Other upcoming activities include our participation in the University of Waterloo’s survey of heritage conservation districts. Have you ever wondered what it is like to live in one? Do you live in one, and wonder how successful these types of designations are, how effective they are at protecting heritage, how these districts affect the lives of those living in them? This year, Waterloo, in partnership with Heritage Ottawa, will be surveying the Rockcliffe Village, Lowertown, Centretown and New Edinburgh HCDs. And aren’t those the controversial areas of town! But we need volunteers to help with the door to door surveys.
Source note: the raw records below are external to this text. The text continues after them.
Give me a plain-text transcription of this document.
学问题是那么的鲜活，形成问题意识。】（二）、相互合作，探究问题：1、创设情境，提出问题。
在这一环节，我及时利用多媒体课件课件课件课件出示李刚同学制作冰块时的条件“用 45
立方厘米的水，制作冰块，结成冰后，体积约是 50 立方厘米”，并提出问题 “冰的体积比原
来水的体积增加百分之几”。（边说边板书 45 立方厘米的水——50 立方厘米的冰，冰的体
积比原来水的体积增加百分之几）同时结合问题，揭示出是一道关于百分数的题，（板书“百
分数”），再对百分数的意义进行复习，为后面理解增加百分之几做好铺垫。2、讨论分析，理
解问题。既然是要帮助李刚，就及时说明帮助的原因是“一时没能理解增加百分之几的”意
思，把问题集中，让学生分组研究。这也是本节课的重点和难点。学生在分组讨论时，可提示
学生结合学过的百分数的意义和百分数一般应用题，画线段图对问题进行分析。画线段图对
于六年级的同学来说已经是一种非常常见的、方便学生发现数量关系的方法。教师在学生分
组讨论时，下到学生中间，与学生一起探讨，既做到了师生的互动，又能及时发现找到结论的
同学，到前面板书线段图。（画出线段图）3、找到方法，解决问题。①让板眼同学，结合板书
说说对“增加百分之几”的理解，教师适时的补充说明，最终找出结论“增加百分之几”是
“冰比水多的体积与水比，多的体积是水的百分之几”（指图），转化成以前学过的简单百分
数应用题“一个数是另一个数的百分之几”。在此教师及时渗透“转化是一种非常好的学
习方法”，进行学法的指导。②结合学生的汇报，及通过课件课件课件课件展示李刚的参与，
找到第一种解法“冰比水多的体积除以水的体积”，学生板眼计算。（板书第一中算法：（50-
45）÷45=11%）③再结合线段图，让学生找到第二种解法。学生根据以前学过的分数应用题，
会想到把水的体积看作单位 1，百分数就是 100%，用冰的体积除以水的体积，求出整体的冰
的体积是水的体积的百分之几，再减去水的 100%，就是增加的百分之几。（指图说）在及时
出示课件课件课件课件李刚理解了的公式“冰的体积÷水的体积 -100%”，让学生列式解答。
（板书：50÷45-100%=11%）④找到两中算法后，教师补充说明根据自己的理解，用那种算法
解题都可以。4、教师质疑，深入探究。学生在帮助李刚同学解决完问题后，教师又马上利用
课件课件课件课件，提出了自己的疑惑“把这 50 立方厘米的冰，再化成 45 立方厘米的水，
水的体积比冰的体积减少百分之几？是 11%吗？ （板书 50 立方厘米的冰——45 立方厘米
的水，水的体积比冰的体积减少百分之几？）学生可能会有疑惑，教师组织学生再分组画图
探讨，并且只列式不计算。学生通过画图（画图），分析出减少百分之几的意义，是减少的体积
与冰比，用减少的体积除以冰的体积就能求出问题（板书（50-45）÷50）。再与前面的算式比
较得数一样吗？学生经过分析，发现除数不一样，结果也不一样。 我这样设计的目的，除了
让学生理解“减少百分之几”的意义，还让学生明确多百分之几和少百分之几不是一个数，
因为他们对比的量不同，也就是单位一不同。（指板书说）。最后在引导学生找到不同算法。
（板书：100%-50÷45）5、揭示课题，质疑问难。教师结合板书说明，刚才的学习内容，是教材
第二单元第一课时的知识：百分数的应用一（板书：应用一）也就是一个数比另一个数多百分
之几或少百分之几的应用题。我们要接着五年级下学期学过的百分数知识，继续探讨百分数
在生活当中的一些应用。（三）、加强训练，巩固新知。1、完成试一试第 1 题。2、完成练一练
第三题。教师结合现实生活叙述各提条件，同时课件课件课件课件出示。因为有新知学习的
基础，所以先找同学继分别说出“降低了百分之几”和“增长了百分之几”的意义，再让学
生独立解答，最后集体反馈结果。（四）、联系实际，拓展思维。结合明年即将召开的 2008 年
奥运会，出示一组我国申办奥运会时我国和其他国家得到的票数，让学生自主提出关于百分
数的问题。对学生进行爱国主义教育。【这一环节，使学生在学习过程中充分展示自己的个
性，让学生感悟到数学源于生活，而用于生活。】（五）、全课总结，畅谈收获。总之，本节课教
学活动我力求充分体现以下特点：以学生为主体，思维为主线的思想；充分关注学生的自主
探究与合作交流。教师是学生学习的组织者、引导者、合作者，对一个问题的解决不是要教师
So there are areas of concern and also areas where progress is being made in heritage conservation. But generally, I regret to say that these are worrisome times for heritage conservation, and not just in Ottawa. This time last year, HO President David Flemming began his annual address with an acknowledgement that it was the one hundredth anniversary of the establishment of the Canadian Parks Service. On the one hundred and first anniversary, we see that our national historic sites program is being gutted, a saddening development.
Heritage Ottawa is, as you know, a voluntary organisation, and we would not be able to accomplish what we do without the energetic support of many willing hands. Our volunteers are remarkable! There are 65 volunteers at last count, who have contributed 3500 hours of service to the City of Ottawa! I would also like to take this opportunity to thank those involved in the organisation of this AGM, especially Bill Price, and for those involved in our office administration, fund-raising/membership, especially Helga Jeanes and Jane Reid.
We need volunteers for several specific activities: the Heritage Keepers program, the Heritage Conservation District studies, and the walking tours. In the Heritage Keepers Program, so far we have good representation in the core areas of the city, but we are definitely weak in the post-amalgamation City of Ottawa areas. If this might interest you, I encourage you to talk to our Heritage Keeper coordinator, Nancy Oakley and learn from Nancy what is involved.
These have been the highlights of our work on your behalf over the past year. I and the board of Heritage Ottawa look forward to serving you in the busy year ahead.